Friends of the more egalitarian viewpoint, where many liberally-minded Friends might feel at home (a viewpont which Angell and Bennett seem to express in their writings) will find it difficult if not impossible to credit "hierarch-communitarian" statements on issues such as authority, homosexuality and abortion. But hierarch-communitarians have very deep and culturally coherent views on authority that are not a side issue but part of the whole package of who they are and how they view the world. That egalitarians don't share those concerns or include them in their worldview does not invalidate them, but it does make it difficult for them to credit them with the importance other Friends might place on them.

I think Joshua Brown's (at "are we friends") recent blog post on "What About the Other Options" and the responses to it show the difficulty of coming up with solutions in such a fraught discussion. I think he offers a reasonable way forward that allows everyone to give expression to their values, honors Quaker tradition, and acknowledges the breaches. But one look at the responses shows how hard it is for people to accept the expression of values they don't agree with even when moderated by including some they do. If Friends can't do violence to their conscience by being part of a yearly meeting that doesn't accept homosexual marriage and homosexual behavior, then the split must happen, because Friends' tradition is clearly on the side of not-change over change. 

It is one of the challenges for Friends with an egalitarian-communitarian viewpoint that in the ways of Friends, the status quo remains until everyone is in unity for change.
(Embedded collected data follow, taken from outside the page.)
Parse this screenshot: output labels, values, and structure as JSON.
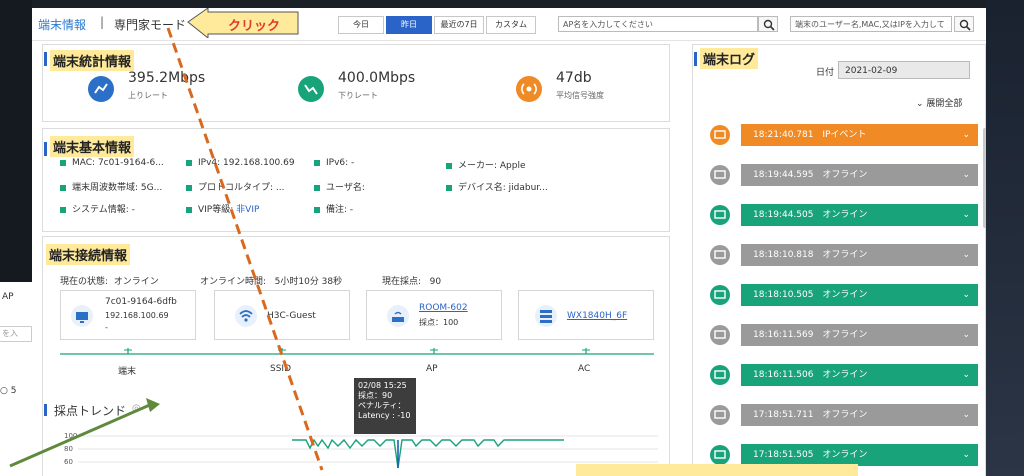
{
  "background_window": {
    "title": "AP",
    "input_placeholder": "を入",
    "radio_label": "5"
  },
  "header": {
    "brand": "端末情報",
    "separator": "|",
    "mode": "専門家モード",
    "callout": "クリック",
    "tabs": [
      "今日",
      "昨日",
      "最近の7日",
      "カスタム"
    ],
    "active_tab": "昨日",
    "ap_search_placeholder": "AP名を入力してください",
    "user_search_placeholder": "端末のユーザー名,MAC,又はIPを入力して"
  },
  "stats": {
    "title": "端末統計情報",
    "items": [
      {
        "value": "395.2Mbps",
        "label": "上りレート",
        "icon": "upload-rate-icon",
        "color": "#2b6fc6"
      },
      {
        "value": "400.0Mbps",
        "label": "下りレート",
        "icon": "download-rate-icon",
        "color": "#19a37b"
      },
      {
        "value": "47db",
        "label": "平均信号強度",
        "icon": "signal-icon",
        "color": "#f08a24"
      }
    ]
  },
  "basic": {
    "title": "端末基本情報",
    "items": [
      "MAC:  7c01-9164-6...",
      "IPv4:  192.168.100.69",
      "IPv6:  -",
      "メーカー:  Apple",
      "端末周波数帯域:  5G...",
      "プロトコルタイプ:  ...",
      "ユーザ名:",
      "デバイス名:  jidabur...",
      "システム情報:  -",
      "VIP等級:",
      "備注:  -"
    ],
    "vip_value": "非VIP"
  },
  "connection": {
    "title": "端末接続情報",
    "status_label": "現在の状態:",
    "status_value": "オンライン",
    "online_label": "オンライン時間:",
    "online_value": "5小时10分 38秒",
    "score_label": "現在採点:",
    "score_value": "90",
    "nodes": {
      "terminal": {
        "line1": "7c01-9164-6dfb",
        "line2": "192.168.100.69",
        "line3": "-"
      },
      "ssid": {
        "name": "H3C-Guest"
      },
      "ap": {
        "name": "ROOM-602",
        "score": "採点：100"
      },
      "ac": {
        "name": "WX1840H_6F"
      }
    },
    "node_labels": [
      "端末",
      "SSID",
      "AP",
      "AC"
    ]
  },
  "trend": {
    "title": "採点トレンド",
    "yticks": [
      "100",
      "80",
      "60"
    ],
    "tooltip": [
      "02/08 15:25",
      "採点：90",
      "ペナルティ：",
      "Latency : -10"
    ]
  },
  "log": {
    "title": "端末ログ",
    "date_label": "日付",
    "date_value": "2021-02-09",
    "expand_label": "展開全部",
    "rows": [
      {
        "time": "18:21:40.781",
        "event": "IPイベント",
        "color": "#f08a24",
        "icon": "ip-event-icon"
      },
      {
        "time": "18:19:44.595",
        "event": "オフライン",
        "color": "#9a9a9a",
        "icon": "offline-icon"
      },
      {
        "time": "18:19:44.505",
        "event": "オンライン",
        "color": "#19a37b",
        "icon": "online-icon"
      },
      {
        "time": "18:18:10.818",
        "event": "オフライン",
        "color": "#9a9a9a",
        "icon": "offline-icon"
      },
      {
        "time": "18:18:10.505",
        "event": "オンライン",
        "color": "#19a37b",
        "icon": "online-icon"
      },
      {
        "time": "18:16:11.569",
        "event": "オフライン",
        "color": "#9a9a9a",
        "icon": "offline-icon"
      },
      {
        "time": "18:16:11.506",
        "event": "オンライン",
        "color": "#19a37b",
        "icon": "online-icon"
      },
      {
        "time": "17:18:51.711",
        "event": "オフライン",
        "color": "#9a9a9a",
        "icon": "offline-icon"
      },
      {
        "time": "17:18:51.505",
        "event": "オンライン",
        "color": "#19a37b",
        "icon": "online-icon"
      }
    ]
  }
}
That means that the slowest-to-change Friend with the oldest-fashioned views and values can (and probably will) hold up progress for the entire meeting or church. Having to wait for unity means chaining the communal witness to the least progressive (and from the egalitarian viewpoint, least virtuous) viewpoint. That is a difficult place to be, and one that is spectacularly frustrating to the progressively-minded egalitarian.

It also is easy, from the egalitarian viewpoint, to perceive that the only ones who really need to listen are those who are resistant to change. As someone who likes to think about these things, I regularly contemplate the whys and wherefores of Friends' handed-down wisdom: that we should wait for the slowest and slow down the fastest. And that all should wait in that {sometimes quite terrible} tension together seeking unity. It isn't an accident and I don't think it is a mistake. But I do think it is terribly, terribly difficult.